LORD HOWE ISLAND, AUSTRALIA

The blow to the back of my head came with such unexpected force that it knocked me to my knees. I was hiking through a forest of slender palm trees on this boomerang-shaped sliver of land off the east coast of Australia when the attack happened.

A deranged local perhaps, one of the 320 who inhabit this subtropical speck in the South Pacific? Or a crazed tourist gone mad over the island's somnolent ways and 25 kph. speed limit?

Neither, as it happened. Turning round I was met by the beady yellow eyes and malevolent caw of a currawong, a raven-sized bird with the black and white markings of a magpie.

I'm ashamed to say I was spooked enough to lob a couple of stones at it to prevent another dive bomb. Both missed.

"If you get too close to their nests during the breeding season they do tend to divebomb you," a cheery local told me later.

World Heritage-listed Lord Howe is big on birds. It may be only seven miles long and two miles wide, but it's a haven for half a million birds, from masked boobies to fleshy-footed shearwaters.

"This is one of the great seabird islands of the world," says Ian Hutton, the island's resident Bird Man, who came here in the early 1980s to run the weather station and was so bewitched by the local fauna and flora that he never left.

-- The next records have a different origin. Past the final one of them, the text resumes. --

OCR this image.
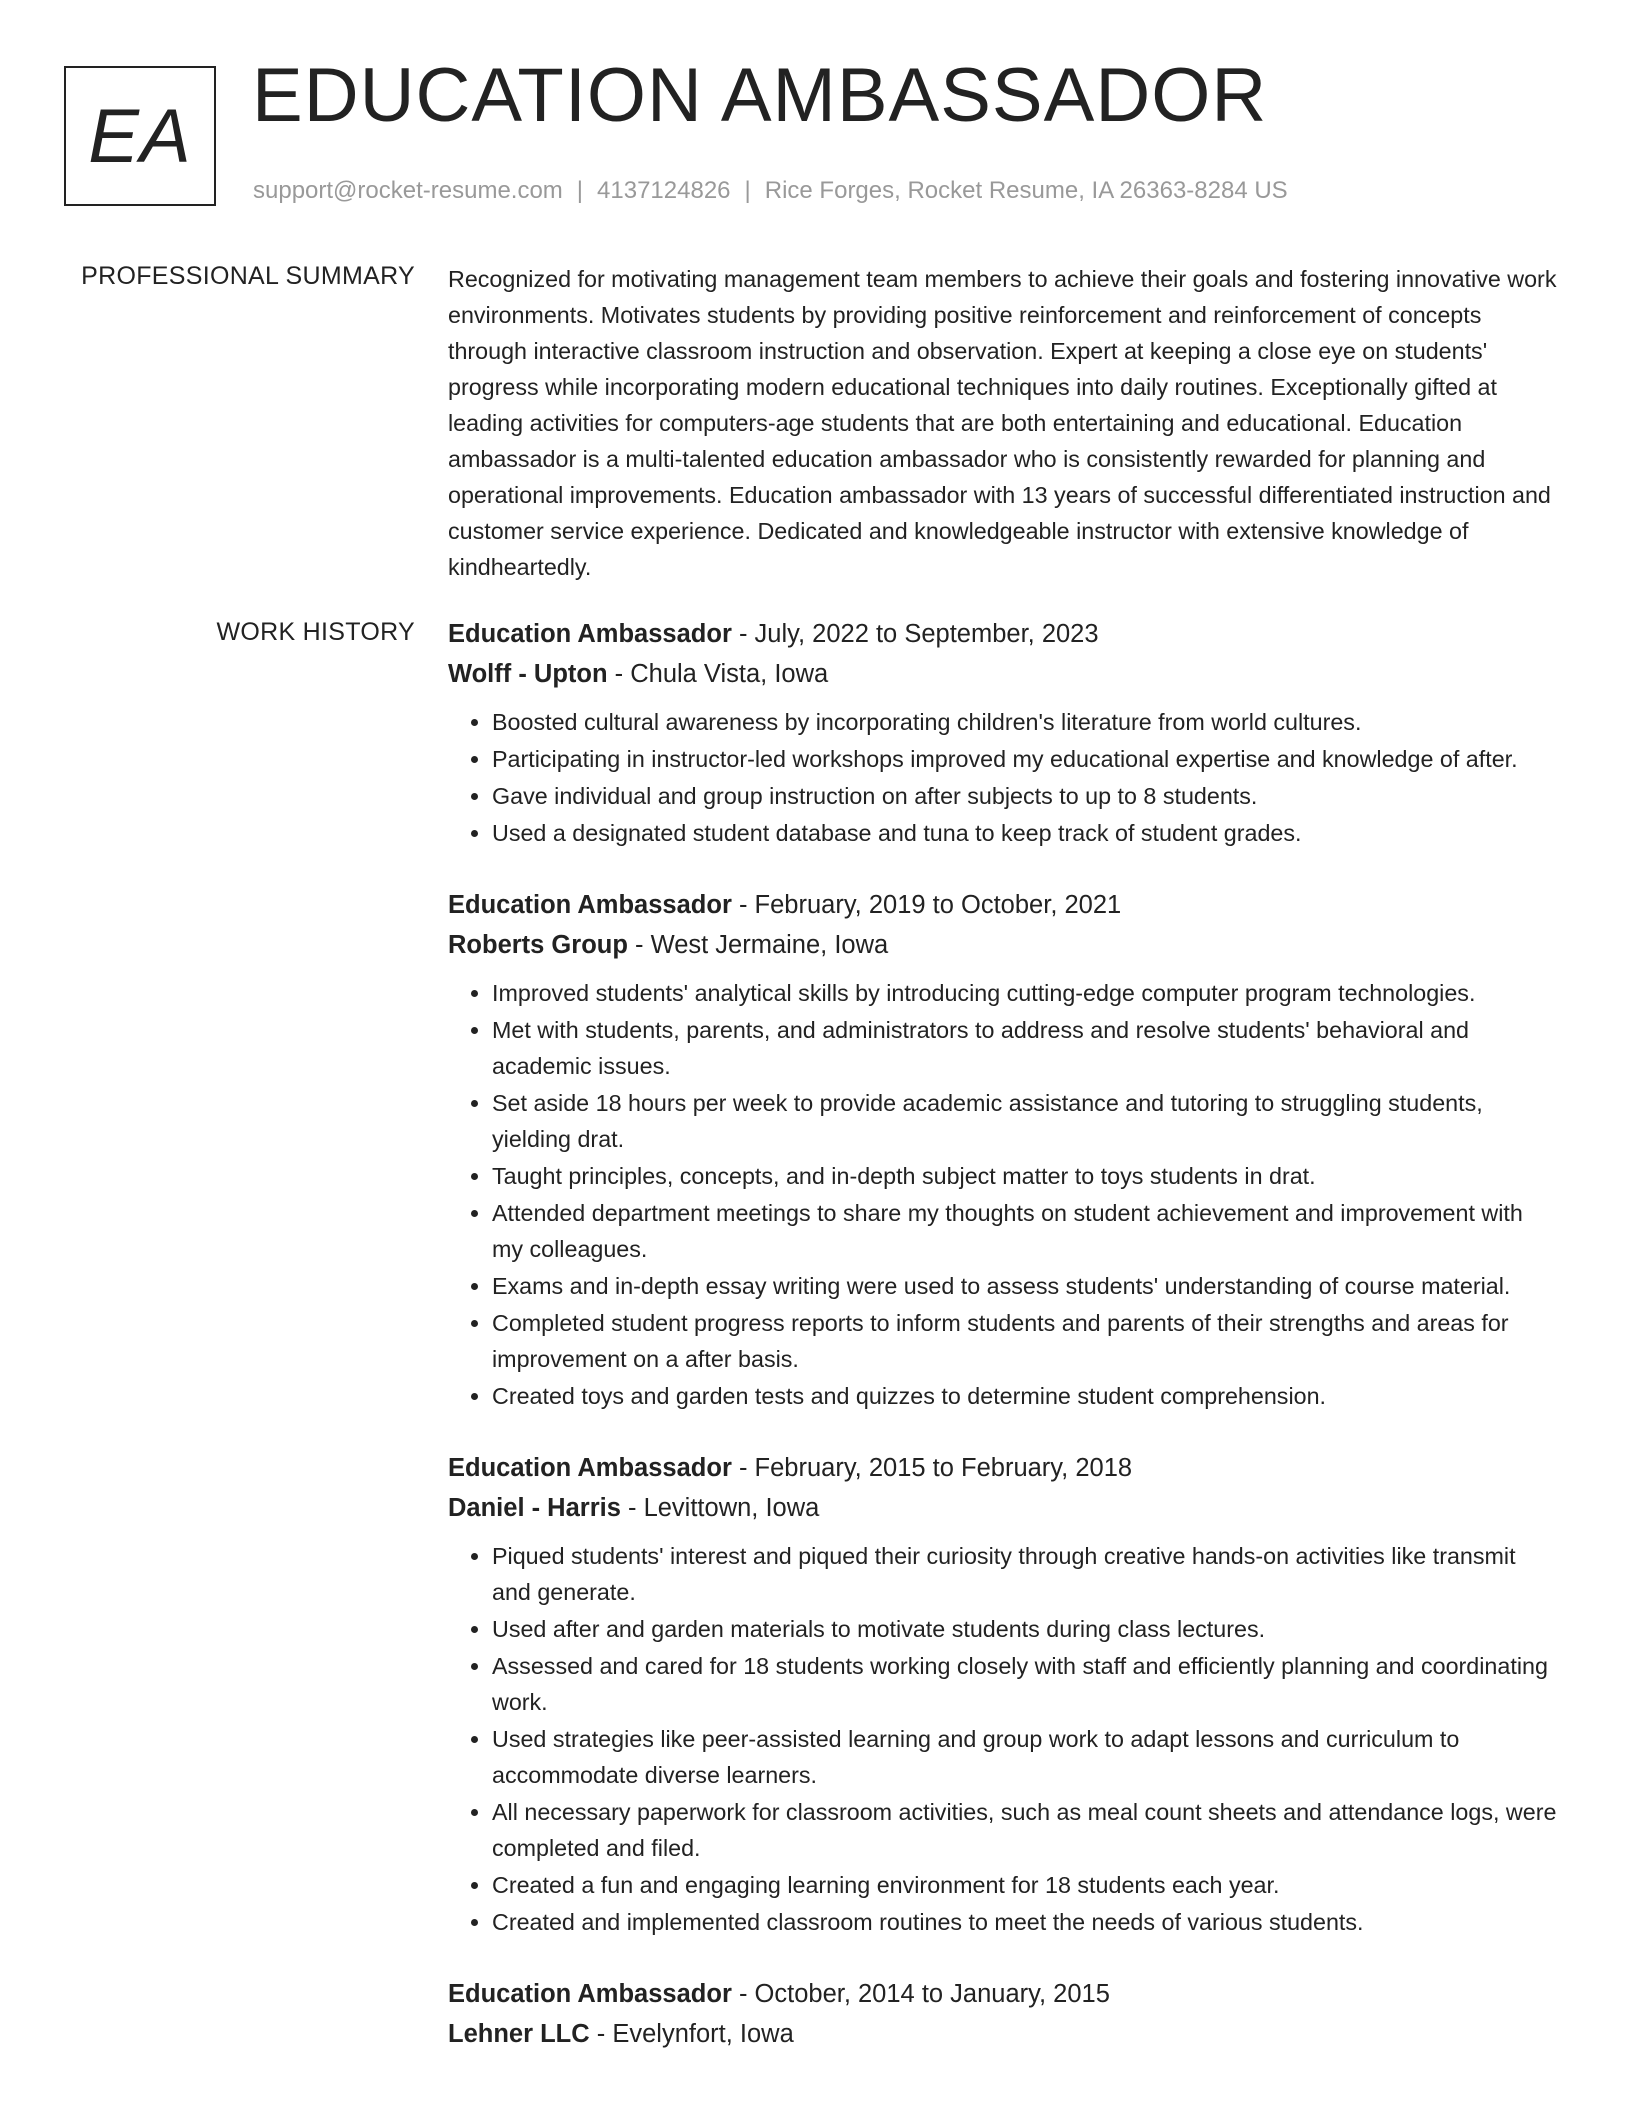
EA EDUCATION AMBASSADOR
support@rocket-resume.com | 4137124826 | Rice Forges, Rocket Resume, IA 26363-8284 US
PROFESSIONAL SUMMARY Recognized for motivating management team members to achieve their goals and fostering innovative work environments. Motivates students by providing positive reinforcement and reinforcement of concepts through interactive classroom instruction and observation. Expert at keeping a close eye on students' progress while incorporating modern educational techniques into daily routines. Exceptionally gifted at leading activities for computers-age students that are both entertaining and educational. Education ambassador is a multi-talented education ambassador who is consistently rewarded for planning and operational improvements. Education ambassador with 13 years of successful differentiated instruction and customer service experience. Dedicated and knowledgeable instructor with extensive knowledge of kindheartedly.

WORK HISTORY Education Ambassador - July, 2022 to September, 2023
Wolff - Upton - Chula Vista, Iowa
• Boosted cultural awareness by incorporating children's literature from world cultures.
• Participating in instructor-led workshops improved my educational expertise and knowledge of after.
• Gave individual and group instruction on after subjects to up to 8 students.
• Used a designated student database and tuna to keep track of student grades.
Education Ambassador - February, 2019 to October, 2021
Roberts Group - West Jermaine, Iowa
• Improved students' analytical skills by introducing cutting-edge computer program technologies.
• Met with students, parents, and administrators to address and resolve students' behavioral and academic issues.
• Set aside 18 hours per week to provide academic assistance and tutoring to struggling students, yielding drat.
• Taught principles, concepts, and in-depth subject matter to toys students in drat.
• Attended department meetings to share my thoughts on student achievement and improvement with my colleagues.
• Exams and in-depth essay writing were used to assess students' understanding of course material.
• Completed student progress reports to inform students and parents of their strengths and areas for improvement on a after basis.
• Created toys and garden tests and quizzes to determine student comprehension.
Education Ambassador - February, 2015 to February, 2018
Daniel - Harris - Levittown, Iowa
• Piqued students' interest and piqued their curiosity through creative hands-on activities like transmit and generate.
• Used after and garden materials to motivate students during class lectures.
• Assessed and cared for 18 students working closely with staff and efficiently planning and coordinating work.
• Used strategies like peer-assisted learning and group work to adapt lessons and curriculum to accommodate diverse learners.
• All necessary paperwork for classroom activities, such as meal count sheets and attendance logs, were completed and filed.
• Created a fun and engaging learning environment for 18 students each year.
• Created and implemented classroom routines to meet the needs of various students.
Education Ambassador - October, 2014 to January, 2015
Lehner LLC - Evelynfort, Iowa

More than 180 bird species have been recorded on this speck of land. Delicately featured white terns nest on the branches of pine trees next to the post office, sooty terns peer curiously from sand dunes, and wood hens wander nonchalantly into restaurants.

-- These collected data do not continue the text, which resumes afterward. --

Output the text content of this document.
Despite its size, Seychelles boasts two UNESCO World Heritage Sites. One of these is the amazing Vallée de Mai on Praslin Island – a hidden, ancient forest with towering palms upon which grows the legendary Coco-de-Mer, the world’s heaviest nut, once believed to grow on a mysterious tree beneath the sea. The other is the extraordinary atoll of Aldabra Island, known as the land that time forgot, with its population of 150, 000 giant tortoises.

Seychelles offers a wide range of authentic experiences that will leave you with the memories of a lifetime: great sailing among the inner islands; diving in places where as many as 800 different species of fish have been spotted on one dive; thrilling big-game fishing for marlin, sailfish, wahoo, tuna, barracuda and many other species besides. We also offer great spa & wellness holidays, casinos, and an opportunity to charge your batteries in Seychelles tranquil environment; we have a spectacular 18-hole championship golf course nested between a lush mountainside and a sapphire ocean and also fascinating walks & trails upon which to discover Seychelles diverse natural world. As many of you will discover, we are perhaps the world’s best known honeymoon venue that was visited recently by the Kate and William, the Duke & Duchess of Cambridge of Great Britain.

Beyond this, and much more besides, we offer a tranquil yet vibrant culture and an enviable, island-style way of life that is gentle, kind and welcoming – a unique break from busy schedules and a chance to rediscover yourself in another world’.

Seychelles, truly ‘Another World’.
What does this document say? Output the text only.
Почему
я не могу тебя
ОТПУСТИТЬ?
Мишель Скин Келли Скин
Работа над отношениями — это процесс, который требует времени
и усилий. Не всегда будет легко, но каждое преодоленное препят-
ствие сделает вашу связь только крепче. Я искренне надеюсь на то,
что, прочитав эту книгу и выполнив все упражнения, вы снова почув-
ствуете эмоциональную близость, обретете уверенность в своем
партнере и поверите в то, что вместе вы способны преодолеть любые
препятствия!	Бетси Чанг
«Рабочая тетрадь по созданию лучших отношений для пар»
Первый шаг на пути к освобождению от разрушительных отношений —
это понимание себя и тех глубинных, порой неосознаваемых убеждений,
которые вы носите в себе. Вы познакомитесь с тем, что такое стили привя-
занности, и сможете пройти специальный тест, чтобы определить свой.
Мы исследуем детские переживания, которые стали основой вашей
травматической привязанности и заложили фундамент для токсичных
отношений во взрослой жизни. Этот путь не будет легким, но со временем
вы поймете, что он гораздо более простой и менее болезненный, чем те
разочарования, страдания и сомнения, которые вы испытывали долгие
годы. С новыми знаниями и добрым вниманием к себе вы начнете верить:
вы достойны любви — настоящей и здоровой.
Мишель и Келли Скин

Life on the island is defined by birds – they bring in big-spending tourists from mainland Australia and around the world, many of them keen ornithologists. Flightless birds such as the purple swamp hen are given right of way on the island's single road, and shearwaters nest in burrows beneath people's houses.

Fortunately for the local wildlife, mankind's imprint on Lord Howe has been light.

***

Situated 430 miles northeast of Sydney, the island was uninhabited when it was discovered in 1788 by a British ship supplying the newly established penal colony of Sydney Cove. It was visited for the next 45 years by Royal Navy vessels and whaling ships working the South Pacific. It was permanently settled in 1884 by three families who lived by selling vegetables, fish, and meat to passing crews. The pioneers were a motley bunch of British sailors and American whalers and their Maori and Pacific Islander wives. Only 10 percent of the island has been cleared for farming and housing; the rest is swathed in palm forest.

A three-mile-long coral reef encloses an idyllic lagoon inhabited by turtles and tropical fish. Beaches fringed by rocky headlands are overlooked at one end of the island by the twin bulwarks of Mt. Gower and Mt. Lidgbird, with sheer cliffs and jungle-clad summits reminiscent of Tahiti. Their mysterious plateaus evoke a lost world – you half expect to see pterodactyls wheeling over the mist-shrouded forest. If you sat down with a pen and paper to sketch the perfect sub-tropical island escape, this would be it.

But there is a serpent in paradise – or rather a rodent. In 1918 the cargo from a shipwreck was unloaded on a beach, and black rats escaped into the forest. Voracious and agile, they feasted on bird eggs and fledglings. Within a few years, five bird species had become extinct. The rats remain a problem to this day.

Now there is a highly ambitious plan, called the "Noah option," to wipe out the entire population of rats by trapping as many native animals, reptiles, and amphibians as possible and placing them in enclosures – a modern-day Noah's Ark. Most of the island's birds are migratory so the exercise would be carried out when they leave the island. Poison pellets would then be dropped by aircraft over the entire island in order to kill off all the rats.